I will have a think about the next five and post them in a week or two. I know Yann Martel is on there but I can’t decide which one.
Any of these on your list? Do you hate one of these books that I love?
I have read three of those books – Lolita, Kevin and The Poisonwood Bible – and I have Olive Kitteridge on my TBR. I would be interested to read The virgin suicides. I did like his Middlesex. I’ve liked all those books on your list that I’ve read, but I’m not sure they’d be in my Top Ten. But, what would I have? I’m a wuss, and won’t say, but I will stick one toe in the water and say that I would probably have Rohinton Mistry’s A fine balance. And, I’d have to say Jane Austen too but which one? Perhaps The complete works! Haha.
I look forward to seeing you second 5.
I also loved Middlesex. I must read more of his books. A FIne Balance is also wonderful. It is one of those books I often think about even though it is probably 10 years or more since I read it.
Such a hard choice but I too loved ‘Olive Kitteridge’, ‘The Poisonwood Bible’ and ‘We Need to Talk about Kevin’. I haven’t read ‘The Virgin Suicides’ but really liked ‘Middlesex’. I too would have ‘A Fine Balance’ in my top ten along with Kate Grenville’s ‘Lilian’s Story’ and Anne Tyler’s ‘Earthly Possessions.’
This post might have been a bad idea as I am adding too many books to my want to read list. Earthly Possessions sounds good. It was published in 197 so it must be good if people are still reading it! I am not sure why I have not got to Lillian’s Story.

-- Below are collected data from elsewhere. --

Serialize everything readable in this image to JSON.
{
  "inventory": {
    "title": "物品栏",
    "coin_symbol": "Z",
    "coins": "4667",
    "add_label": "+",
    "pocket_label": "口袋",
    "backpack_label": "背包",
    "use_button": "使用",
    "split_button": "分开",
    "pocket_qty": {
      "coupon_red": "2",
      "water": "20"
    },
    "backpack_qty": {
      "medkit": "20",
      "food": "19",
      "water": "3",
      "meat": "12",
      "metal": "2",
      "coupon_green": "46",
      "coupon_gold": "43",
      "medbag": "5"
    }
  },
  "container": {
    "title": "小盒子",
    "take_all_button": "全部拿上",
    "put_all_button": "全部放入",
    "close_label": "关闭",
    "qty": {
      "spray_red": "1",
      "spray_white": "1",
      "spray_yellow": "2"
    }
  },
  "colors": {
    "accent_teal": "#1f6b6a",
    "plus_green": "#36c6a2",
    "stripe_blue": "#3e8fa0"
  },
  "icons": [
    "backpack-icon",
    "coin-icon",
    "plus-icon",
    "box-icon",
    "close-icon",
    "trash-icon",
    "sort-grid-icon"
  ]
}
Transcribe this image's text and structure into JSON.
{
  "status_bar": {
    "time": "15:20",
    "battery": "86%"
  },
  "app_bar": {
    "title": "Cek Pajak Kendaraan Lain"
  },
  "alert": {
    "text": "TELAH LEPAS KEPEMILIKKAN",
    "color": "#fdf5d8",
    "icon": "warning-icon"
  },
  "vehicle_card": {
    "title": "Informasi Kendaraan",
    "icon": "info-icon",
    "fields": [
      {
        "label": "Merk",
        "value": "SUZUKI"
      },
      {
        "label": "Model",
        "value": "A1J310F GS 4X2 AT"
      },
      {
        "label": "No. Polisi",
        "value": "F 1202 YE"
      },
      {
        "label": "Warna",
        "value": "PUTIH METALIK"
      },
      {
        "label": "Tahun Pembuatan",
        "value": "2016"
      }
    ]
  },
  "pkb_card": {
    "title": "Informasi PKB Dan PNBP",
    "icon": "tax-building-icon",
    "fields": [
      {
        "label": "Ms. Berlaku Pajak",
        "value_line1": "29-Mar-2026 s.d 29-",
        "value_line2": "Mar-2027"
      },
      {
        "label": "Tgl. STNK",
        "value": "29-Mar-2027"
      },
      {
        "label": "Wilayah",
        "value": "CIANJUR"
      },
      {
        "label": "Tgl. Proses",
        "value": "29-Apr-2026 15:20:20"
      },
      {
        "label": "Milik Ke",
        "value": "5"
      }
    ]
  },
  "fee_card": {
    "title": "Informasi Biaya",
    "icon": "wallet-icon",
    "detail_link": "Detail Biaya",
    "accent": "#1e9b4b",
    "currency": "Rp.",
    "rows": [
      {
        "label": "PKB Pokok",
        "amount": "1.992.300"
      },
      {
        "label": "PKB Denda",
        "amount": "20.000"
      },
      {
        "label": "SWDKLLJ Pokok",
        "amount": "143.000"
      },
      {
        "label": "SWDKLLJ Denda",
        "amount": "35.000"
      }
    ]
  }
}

There is a lot of US content on your list! I look forward to part 2. What about some Aussie talent – Tim Winton, Helen Garner, David Malouf? Or the Brits – Ian McEwan, Iris Murdoch? It is just too hard to do, for me anyway. What about a top 100? Flo
I know! Especially considering the number of Australian books I read. I haven’t settled on the next 5 yet but there are Australians, Canadians and an Irishman under consideration. A top 20 maybe?